Why are girls and women under-represented in science related fields in Africa?

Copyright: 2010 FAWE | Photo Editing: ADEA

February 11 is the International Day of Women and Girls in Science

This is the second blog post in a series of collaborations between ADEA and the Global Partnership for Education (GPE)

The International Day of Women and Girls in Science promotes the full and equal participation of women and girls in education, training, employment and decision-making processes in science fields.

In the spirit of Agenda 2030 for Sustainable Development and Africa’s Agenda 2063, girls and women need to play a significant role in development, and this includes getting more of them into science, technology, engineering and mathematics (STEM) studies and jobs.

The need to integrate gender responsiveness in science, mathematics and technology education is informed by various research findings and reports by the National Council for Science and Technology (NCST, 2010; Report on situational analysis, 2013; Forum for African Women in Education (FAWE, 2005).

Girls perform lower than boys in math and science

Over the past 15 years, the global community has made a lot of effort in inspiring and engaging women and girls in science. The concern is that they are still under-represented in STEM related fields while they represent more than half the population in Africa.
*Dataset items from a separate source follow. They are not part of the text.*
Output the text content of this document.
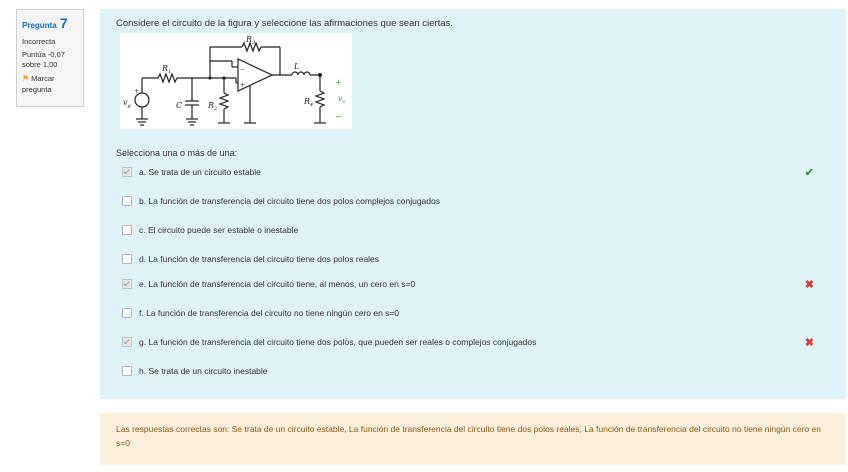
Pregunta 7
Incorrecta
Puntúa -0,07 sobre 1,00
⚑ Marcar pregunta
Considere el circuito de la figura y seleccione las afirmaciones que sean ciertas.
$R_3$
$R_1$
C	$R_2$
L
$R_4$
$v_g$
+
−
+	+
$v_o$
−
Selecciona una o más de una:
a. Se trata de un circuito estable	✔
b. La función de transferencia del circuito tiene dos polos complejos conjugados
c. El circuito puede ser estable o inestable
d. La función de transferencia del circuito tiene dos polos reales
e. La función de transferencia del circuito tiene, al menos, un cero en s=0	✖
f. La función de transferencia del circuito no tiene ningún cero en s=0
g. La función de transferencia del circuito tiene dos polos, que pueden ser reales o complejos conjugados	✖
h. Se trata de un circuito inestable
Las respuestas correctas son: Se trata de un circuito estable, La función de transferencia del circuito tiene dos polos reales, La función de transferencia del circuito no tiene ningún cero en s=0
Girls’ performance in primary and secondary mathematics and science subjects has been a debate for at least two and half decades in Africa. Recent studies revealed that gender disparities still persist, reiterating the need to ensure quality education for girls in order to help them perform well (Smith, 2008).  

A case in point is the lack of role models for girls in secondary education where female teachers are fewer than male teachers. For instance in Kenya, out of the top 100 best performing students only 17 were girls, mostly from high-cost national secondary schools (KNEC Reports, 2014). This state of affairs worsens as we go down to low-cost district secondary schools.

Teachers’ role in perpetuating or changing gender norms

Other studies have revealed issues of teachers’ negative attitudes and poor approaches to teaching that are insensitive to girls’ needs, and didactic approaches that failed to relate concepts to real life.

Indeed in some countries mathematics and science teachers predominantly use teacher-centred and knowledge-based teaching methods. These approaches tend to discourage a majority of girls who would prefer learning concepts that they can apply in their daily life. 

Teaching quality has a significant impact on academic access, retention and performance, (FAWE, 2005) of both boys and girls. A number of issues explain why girls are under-represented in mathematics and science fields. These include deductive against exploratory approaches to teaching; failure or little effort to contextualize the concepts learnt by use of examples or illustrations from real life; inadequate interest and curiosity raised among learners; little interactions in lessons as opposed to preferred 21st century learner-centered practices; un-approachable and distant teachers. All these explain to a large extent why most girls shy away from these subjects or perform dismally.

We appreciate that girls’ and boys’ cultural or social orientation play a role in their career decision making. But in the same way one un-learns certain practices so it should be with traditional gender roles.

Putting teacher development at the center of change

This is realizable through a continuous teacher development process because teachers are also the products of gender norms. The attitude of students is more or less a reflection of teachers’ attitude to mathematics and science subjects.

In view of the foregoing, teacher professional development programs need to focus on developing teacher competencies to employ participatory teaching and learning methods that are more appealing to the girl learner namely: role play, demonstration, discovery, discussion and experimentation.

How do girls want to learn science and mathematics?

STEM lessons help girls innovate in this Kenyan classroom.
Photo Credit: Centre for Mathematics Science and Technology Education in Africa (CEMASTEA)

STEM education is concerned with developing adequate mathematical and scientific foundations in students to competently function in the 21st century workplace. STEM education helps develop thinking and reasoning processes while students work in teams on exploratory tasks and creativity.

Girls are drawn to textures and colors, they thrive in friendly and dialogue rich environments; they value context and appreciate more holistic approaches to learn. They tend to enjoy cooperative work and are attracted to science that they see as socially relevant.

In light of this observation, great STEM lessons are those that focus on discussing real world issues, immerse learners in hands-on experiments and open-ended investigative activities.

STEM education was launched in Kenya in 2016 and a number of girls’ schools have taken part. This experience showed the ease with which girls responded to STEM education. In one school they applied STEM knowledge to address garbage and environmental issues. They transformed waste paper into ladies accessories such as bracelets and necklaces. Other girls also used recycled materials to create innovative teaching and learning resources, for instance human body parts in biology.

Teachers are the change agents who hold the key to increased enrollment of girls in STEM subjects as well as their choice of careers in related fields.

Gender equality and the empowerment of women and girls will make a crucial contribution to economic development of the world, and STEM education has a role to play.